To the best of our knowledge, this is the larger of only two cohorts in the current literature, for which the specific effect of CSI in the palliative treatment of LC has been evaluated. We could demonstrate treatment feasibility and potential therapeutic value in carefully selected patients, alleviating preexisting symptoms or delaying neurologic deterioration. OS after CSI was comparable to rates described in the current literature for patients with LC. To achieve a reasonable toxicity profile, the use of modern irradiation techniques, such as helical IMRT, is warranted.
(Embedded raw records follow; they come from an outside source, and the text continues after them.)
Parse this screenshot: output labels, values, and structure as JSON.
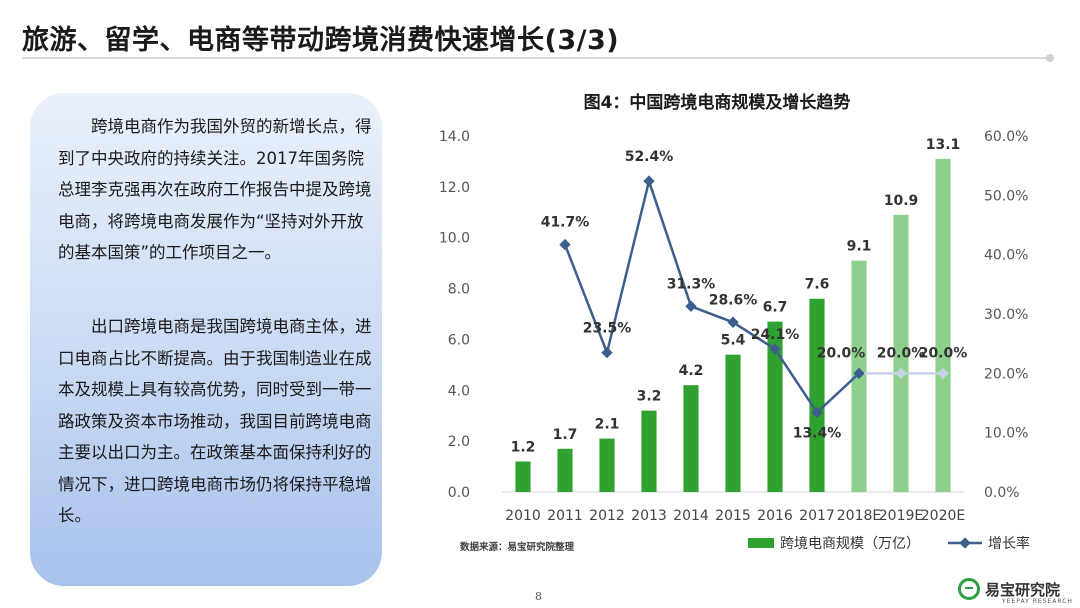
{
  "page": {
    "title": "旅游、留学、电商等带动跨境消费快速增长(3/3)",
    "page_number": "8",
    "logo_text": "易宝研究院",
    "logo_sub": "YEEPAY RESEARCH"
  },
  "textbox": {
    "para1": "跨境电商作为我国外贸的新增长点，得到了中央政府的持续关注。2017年国务院总理李克强再次在政府工作报告中提及跨境电商，将跨境电商发展作为“坚持对外开放的基本国策”的工作项目之一。",
    "para2": "出口跨境电商是我国跨境电商主体，进口电商占比不断提高。由于我国制造业在成本及规模上具有较高优势，同时受到一带一路政策及资本市场推动，我国目前跨境电商主要以出口为主。在政策基本面保持利好的情况下，进口跨境电商市场仍将保持平稳增长。"
  },
  "chart_data": {
    "type": "bar",
    "title": "图4：中国跨境电商规模及增长趋势",
    "categories": [
      "2010",
      "2011",
      "2012",
      "2013",
      "2014",
      "2015",
      "2016",
      "2017",
      "2018E",
      "2019E",
      "2020E"
    ],
    "series": [
      {
        "name": "跨境电商规模（万亿）",
        "type": "bar",
        "axis": "left",
        "values": [
          1.2,
          1.7,
          2.1,
          3.2,
          4.2,
          5.4,
          6.7,
          7.6,
          9.1,
          10.9,
          13.1
        ],
        "labels": [
          "1.2",
          "1.7",
          "2.1",
          "3.2",
          "4.2",
          "5.4",
          "6.7",
          "7.6",
          "9.1",
          "10.9",
          "13.1"
        ]
      },
      {
        "name": "增长率",
        "type": "line",
        "axis": "right",
        "values": [
          null,
          41.7,
          23.5,
          52.4,
          31.3,
          28.6,
          24.1,
          13.4,
          20.0,
          20.0,
          20.0
        ],
        "labels": [
          "",
          "41.7%",
          "23.5%",
          "52.4%",
          "31.3%",
          "28.6%",
          "24.1%",
          "13.4%",
          "20.0%",
          "20.0%",
          "20.0%"
        ]
      }
    ],
    "left_ticks": [
      "0.0",
      "2.0",
      "4.0",
      "6.0",
      "8.0",
      "10.0",
      "12.0",
      "14.0"
    ],
    "right_ticks": [
      "0.0%",
      "10.0%",
      "20.0%",
      "30.0%",
      "40.0%",
      "50.0%",
      "60.0%"
    ],
    "ylim_left": [
      0,
      14
    ],
    "ylim_right": [
      0,
      60
    ],
    "forecast_from_index": 8,
    "source": "数据来源：易宝研究院整理",
    "legend_position": "bottom",
    "colors": {
      "bar": "#2ea12f",
      "bar_forecast": "#8cd08c",
      "line": "#3d5e8c",
      "line_forecast": "#c6d3e6"
    }
  }
}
Patient selection should be done on an individual basis, taking into account prognostic factors such as age, clinical performance, neurologic function and the availability of systemic treatment options.

Ethics approval

Ethics approval for the study and a waiver of written informed consent, as applicable to the retrospective in-house research, were granted by the Heidelberg University ethics committee on April 12, 2018 (#S-172/2018). Patient confidentiality was maintained by anonymizing patient data to remove any identifying information.

Acknowledgments

This work received indirect financial support by Heidelberg University young investigator grants to RAES, DB and JHR.

Footnotes

Disclosure

The authors report no conflicts of interest in this work.